<HL-Ⅱ>
あなた達二人は屋上から降りて、空腹に係累せられたロープを辿るように食堂へと移動しました。食堂が夏季休業中であることを知っていながらの行動でありましたので、ロープに引っ張られたという表現の方が適切でありました。
校舎内に吹奏楽の演奏音が鳴り渡っていました。メトロノームのリズムに反抗する稚拙なおたまじゃくしにあなたは顔を顰め、金髪の彼女は陽気に肩を揺らしております。
「わたし、コンバットマーチ好きなんだよね。野球は見ないけど」
「今流れているの、コンバットマーチじゃないよ」
「ウソ。じゃ、なんなのこれ」
「昔のアニメソング、だったような……」
二人とも音楽には疎いようでした。とまれ、めいめいの興味は応援曲から遠ざかり、食欲へと再帰されました。

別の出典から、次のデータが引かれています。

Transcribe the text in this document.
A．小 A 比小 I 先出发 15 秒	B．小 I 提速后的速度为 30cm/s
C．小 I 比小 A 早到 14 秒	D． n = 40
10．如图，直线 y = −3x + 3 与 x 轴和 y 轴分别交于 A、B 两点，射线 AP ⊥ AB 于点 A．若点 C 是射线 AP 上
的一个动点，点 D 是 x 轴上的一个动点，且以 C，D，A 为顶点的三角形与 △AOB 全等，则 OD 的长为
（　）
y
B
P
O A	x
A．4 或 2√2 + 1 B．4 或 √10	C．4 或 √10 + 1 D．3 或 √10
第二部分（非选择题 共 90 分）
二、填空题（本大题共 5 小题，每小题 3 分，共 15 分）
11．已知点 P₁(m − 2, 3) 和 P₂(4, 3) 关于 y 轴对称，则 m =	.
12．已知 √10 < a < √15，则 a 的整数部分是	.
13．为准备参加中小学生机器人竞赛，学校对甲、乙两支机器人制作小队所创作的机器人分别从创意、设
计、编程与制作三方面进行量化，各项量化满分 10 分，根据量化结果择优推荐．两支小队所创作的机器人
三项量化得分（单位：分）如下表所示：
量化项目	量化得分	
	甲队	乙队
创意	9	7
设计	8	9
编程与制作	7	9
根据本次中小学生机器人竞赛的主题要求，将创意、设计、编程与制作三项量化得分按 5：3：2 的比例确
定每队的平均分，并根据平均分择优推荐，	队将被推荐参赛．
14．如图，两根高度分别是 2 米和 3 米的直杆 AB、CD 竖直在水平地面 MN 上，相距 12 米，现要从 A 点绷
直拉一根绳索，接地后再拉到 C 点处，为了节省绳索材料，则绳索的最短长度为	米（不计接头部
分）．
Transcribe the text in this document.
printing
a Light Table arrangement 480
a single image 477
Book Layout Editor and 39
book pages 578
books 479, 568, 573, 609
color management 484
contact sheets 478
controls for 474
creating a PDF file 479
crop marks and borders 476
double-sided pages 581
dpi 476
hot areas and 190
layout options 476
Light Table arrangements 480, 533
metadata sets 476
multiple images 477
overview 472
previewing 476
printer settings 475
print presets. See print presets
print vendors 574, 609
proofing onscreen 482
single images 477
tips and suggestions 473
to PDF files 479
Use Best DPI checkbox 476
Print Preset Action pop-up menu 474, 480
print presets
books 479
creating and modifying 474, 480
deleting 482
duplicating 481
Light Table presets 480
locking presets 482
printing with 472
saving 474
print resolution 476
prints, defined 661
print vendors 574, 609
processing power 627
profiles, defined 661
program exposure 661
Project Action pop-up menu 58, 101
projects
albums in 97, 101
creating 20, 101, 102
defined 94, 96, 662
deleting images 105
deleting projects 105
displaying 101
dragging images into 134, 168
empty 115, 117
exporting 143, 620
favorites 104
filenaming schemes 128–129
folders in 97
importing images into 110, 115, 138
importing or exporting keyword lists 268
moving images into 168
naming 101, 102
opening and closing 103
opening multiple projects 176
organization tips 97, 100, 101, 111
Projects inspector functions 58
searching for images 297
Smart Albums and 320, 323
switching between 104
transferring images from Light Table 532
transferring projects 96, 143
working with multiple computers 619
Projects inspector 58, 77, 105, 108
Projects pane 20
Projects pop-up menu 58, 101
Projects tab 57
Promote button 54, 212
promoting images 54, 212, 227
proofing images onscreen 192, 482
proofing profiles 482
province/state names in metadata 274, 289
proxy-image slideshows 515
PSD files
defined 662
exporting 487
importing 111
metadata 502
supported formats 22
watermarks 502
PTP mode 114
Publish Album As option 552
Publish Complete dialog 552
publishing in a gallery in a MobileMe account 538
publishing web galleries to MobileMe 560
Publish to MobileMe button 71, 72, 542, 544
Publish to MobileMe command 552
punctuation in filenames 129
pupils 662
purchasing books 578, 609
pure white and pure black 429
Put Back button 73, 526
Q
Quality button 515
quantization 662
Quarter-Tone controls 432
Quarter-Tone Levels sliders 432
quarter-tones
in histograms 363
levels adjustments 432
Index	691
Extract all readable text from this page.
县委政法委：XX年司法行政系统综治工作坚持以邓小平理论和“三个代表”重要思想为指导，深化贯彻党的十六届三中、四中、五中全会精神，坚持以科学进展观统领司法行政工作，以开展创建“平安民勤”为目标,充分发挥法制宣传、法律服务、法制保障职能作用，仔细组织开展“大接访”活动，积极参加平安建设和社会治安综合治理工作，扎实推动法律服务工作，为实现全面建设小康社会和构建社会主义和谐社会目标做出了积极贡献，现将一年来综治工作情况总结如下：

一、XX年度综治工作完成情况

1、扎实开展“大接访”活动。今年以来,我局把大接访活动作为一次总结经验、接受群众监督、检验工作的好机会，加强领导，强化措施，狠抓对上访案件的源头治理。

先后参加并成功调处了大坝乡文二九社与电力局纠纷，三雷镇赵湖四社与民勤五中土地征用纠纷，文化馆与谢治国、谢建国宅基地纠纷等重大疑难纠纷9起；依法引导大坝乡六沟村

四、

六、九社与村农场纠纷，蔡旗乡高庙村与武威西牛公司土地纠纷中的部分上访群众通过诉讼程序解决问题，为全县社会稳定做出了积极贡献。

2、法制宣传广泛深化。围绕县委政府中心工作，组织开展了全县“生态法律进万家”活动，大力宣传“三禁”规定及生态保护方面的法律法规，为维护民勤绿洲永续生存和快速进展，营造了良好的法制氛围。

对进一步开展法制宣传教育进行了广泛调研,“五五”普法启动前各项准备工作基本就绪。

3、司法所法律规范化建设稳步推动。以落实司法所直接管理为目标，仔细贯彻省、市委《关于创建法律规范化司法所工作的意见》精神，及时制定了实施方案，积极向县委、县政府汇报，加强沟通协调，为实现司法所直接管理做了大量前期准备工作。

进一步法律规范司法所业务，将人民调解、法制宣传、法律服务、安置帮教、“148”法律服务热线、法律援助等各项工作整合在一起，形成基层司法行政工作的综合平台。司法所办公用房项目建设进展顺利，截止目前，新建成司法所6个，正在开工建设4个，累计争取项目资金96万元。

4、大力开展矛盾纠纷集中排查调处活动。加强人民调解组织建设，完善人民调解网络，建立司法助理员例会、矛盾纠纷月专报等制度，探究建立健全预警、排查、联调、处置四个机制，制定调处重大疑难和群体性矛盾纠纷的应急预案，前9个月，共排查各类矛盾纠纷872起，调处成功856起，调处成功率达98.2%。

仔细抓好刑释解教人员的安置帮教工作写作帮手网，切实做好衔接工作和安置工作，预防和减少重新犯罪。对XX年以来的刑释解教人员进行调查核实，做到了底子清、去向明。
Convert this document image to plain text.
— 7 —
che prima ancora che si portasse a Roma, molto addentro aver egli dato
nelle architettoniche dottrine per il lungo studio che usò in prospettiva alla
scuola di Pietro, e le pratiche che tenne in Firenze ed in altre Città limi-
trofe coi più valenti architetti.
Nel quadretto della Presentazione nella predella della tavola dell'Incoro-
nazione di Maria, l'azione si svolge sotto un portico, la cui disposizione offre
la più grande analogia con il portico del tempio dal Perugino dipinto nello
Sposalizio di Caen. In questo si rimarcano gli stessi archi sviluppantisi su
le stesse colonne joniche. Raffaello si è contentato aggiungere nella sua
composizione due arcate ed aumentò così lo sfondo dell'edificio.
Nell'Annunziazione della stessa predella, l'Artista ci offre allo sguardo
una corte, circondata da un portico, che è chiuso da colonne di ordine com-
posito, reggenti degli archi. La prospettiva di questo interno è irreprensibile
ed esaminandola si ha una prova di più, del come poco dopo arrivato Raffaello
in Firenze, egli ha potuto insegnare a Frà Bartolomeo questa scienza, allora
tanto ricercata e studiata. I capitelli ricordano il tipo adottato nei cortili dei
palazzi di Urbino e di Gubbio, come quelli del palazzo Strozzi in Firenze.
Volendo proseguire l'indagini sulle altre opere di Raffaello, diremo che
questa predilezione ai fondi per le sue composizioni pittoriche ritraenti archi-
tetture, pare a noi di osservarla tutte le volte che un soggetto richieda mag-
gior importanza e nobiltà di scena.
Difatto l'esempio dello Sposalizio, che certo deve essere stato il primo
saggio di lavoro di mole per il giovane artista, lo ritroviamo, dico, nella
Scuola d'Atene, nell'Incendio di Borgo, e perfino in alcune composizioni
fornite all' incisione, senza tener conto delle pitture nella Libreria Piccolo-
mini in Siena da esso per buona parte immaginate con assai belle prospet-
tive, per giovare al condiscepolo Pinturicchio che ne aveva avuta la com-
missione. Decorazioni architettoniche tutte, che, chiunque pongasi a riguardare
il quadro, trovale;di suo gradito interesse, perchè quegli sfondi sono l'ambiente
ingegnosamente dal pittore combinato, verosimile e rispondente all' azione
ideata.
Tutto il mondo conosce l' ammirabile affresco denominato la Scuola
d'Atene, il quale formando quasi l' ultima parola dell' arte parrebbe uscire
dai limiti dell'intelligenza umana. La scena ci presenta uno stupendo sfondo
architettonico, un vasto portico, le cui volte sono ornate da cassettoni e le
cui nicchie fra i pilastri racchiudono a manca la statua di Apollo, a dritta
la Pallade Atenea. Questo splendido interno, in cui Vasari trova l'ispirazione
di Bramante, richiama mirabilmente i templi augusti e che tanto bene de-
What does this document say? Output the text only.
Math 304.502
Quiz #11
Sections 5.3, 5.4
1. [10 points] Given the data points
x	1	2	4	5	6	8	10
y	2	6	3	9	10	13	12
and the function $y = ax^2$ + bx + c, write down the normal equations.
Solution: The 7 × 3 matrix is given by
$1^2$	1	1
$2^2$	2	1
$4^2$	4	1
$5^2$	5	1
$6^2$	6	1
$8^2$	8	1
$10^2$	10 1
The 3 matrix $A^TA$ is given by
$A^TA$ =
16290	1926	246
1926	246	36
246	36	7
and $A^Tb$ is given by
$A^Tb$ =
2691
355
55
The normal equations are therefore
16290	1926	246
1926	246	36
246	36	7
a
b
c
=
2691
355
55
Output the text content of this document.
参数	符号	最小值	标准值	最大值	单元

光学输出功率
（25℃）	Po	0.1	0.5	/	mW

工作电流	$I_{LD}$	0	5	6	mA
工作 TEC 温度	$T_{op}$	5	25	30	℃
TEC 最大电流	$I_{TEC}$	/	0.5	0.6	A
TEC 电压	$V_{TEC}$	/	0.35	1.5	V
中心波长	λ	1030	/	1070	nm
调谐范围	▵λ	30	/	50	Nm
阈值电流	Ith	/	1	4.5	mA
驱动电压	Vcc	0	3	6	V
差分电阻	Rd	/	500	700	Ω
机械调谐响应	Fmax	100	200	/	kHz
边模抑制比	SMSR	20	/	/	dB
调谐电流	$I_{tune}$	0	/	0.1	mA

「今、食堂へと向かっているの」と、確認をしたのはあなた。
「そうだけど。ホオリくん、賭けをしようよ」
「賭博は好きじゃないな」
「つまらないこと言わないでよお。ほら、食堂が夏休みでも奇蹟的にやっているかいないでさ」
「分かった。僕は休業中に五十円」
「じゃ、わたしも休業中に三十円」
成立しない賭けを言い合っていると、施錠されている食堂の扉の前に着いたようです。中は静まっておりまして、彼女が蹴りでノックしても応答はありません。結句、二人は直射日光を受けてぐったりとし乍ら、最寄りのコンビニへと赴きました。紙パックのジュースやパンを両手で抱えてレジに持って行ったあなた達は賭け金を募金箱へと入れました。二人にとっての勝者はコンビニでした。
「何処で食べようか。学校に戻る?」
「それでもいいけど、あっちへ」
彼女が指差した先には、暑さを多少凌げる屋根付きのバス停がありました。其処にある青色のベンチを二人は御借りし、もそもそとパンを食べ乍ら語り合いました。二人とも同じ形状のパンを齧っております。
「ルミナさんもメロンパン買ったのか」
「定番でおいしいじゃん」
否定はできないあなたは黙ってメロンパンを食べ切りました。それから、話材は過去に遡ります。
「どうしてユクエさんのことで気にかけたの」
「ああ。何かさ、昨晩寝る前にユクエちゃんからメールが来たんだよお。これ食べる? 家から持って来たんだった」
彼女のスカートのポケットから出て来たのは、ティッシュで包まれた矩形の物体でした。あなたはそれを受け取り、ティッシュを剥がしました。真砂を固めたようなクッキーでした。
「いただきます。二人ってよくメール交換するんだね」
「うん。でさ、そのメールが変だったんだよ。いや、変なのはメールじゃなくって、エイセイだったとか……」
「はあ」
ぼんやりとした不気味さを感じつつ、水分を喪失させたクッキーをあなたは口の中で噛まずにじっくりと溶かしました。
「<死の練習>って言葉、聞いたことある」
またしても語尾が曖昧な彼女の一文に、あなたは目を細めました。
「僕は耳にしたことはない。ルミナさんも無いのか?」
「――ってメールがユクエちゃんから来たんだよ」
相変わらず主語不在の構文なんだな、とあなたは少しばかり困窮しました。上顎と舌がパッサパサになってひっついていた不快を紛らわすために、レモンティーを補給してくれるストローを咥え乍ら喋ります。
「ユクエさんはその、<死の練習>は何だって言ってたのさ」
「解んないんだって。エイセイから数日前に突然言われたらしくって。<死の練習>を一緒にしてみないかって。ユクエちゃんも意味不明だったから訊いたんだけど、エイセイの解説も意味不明だったんだって」
統一された語尾にて矢継ぎ早に言われても、あなたも何一つ理会に達しないことでしょう。
「クッキー、美味しかった?」
「まずまずだった」
「ちなみに、わたしの手作りだったんだよ」
「それを加味して、とても美味しかった」
狡い男の子だな、と彼女は笑って苦言を呈しました。あなた達二人にとっての日常は確かに存在していたかもしれませんが、平穏な日々を蔽う暗雲の如く差し迫る脅威を予期したことに依る皆の強がりで、イミテーションの彩光を無暗矢鱈放出させている偽造的な日常であると言えなくもありません。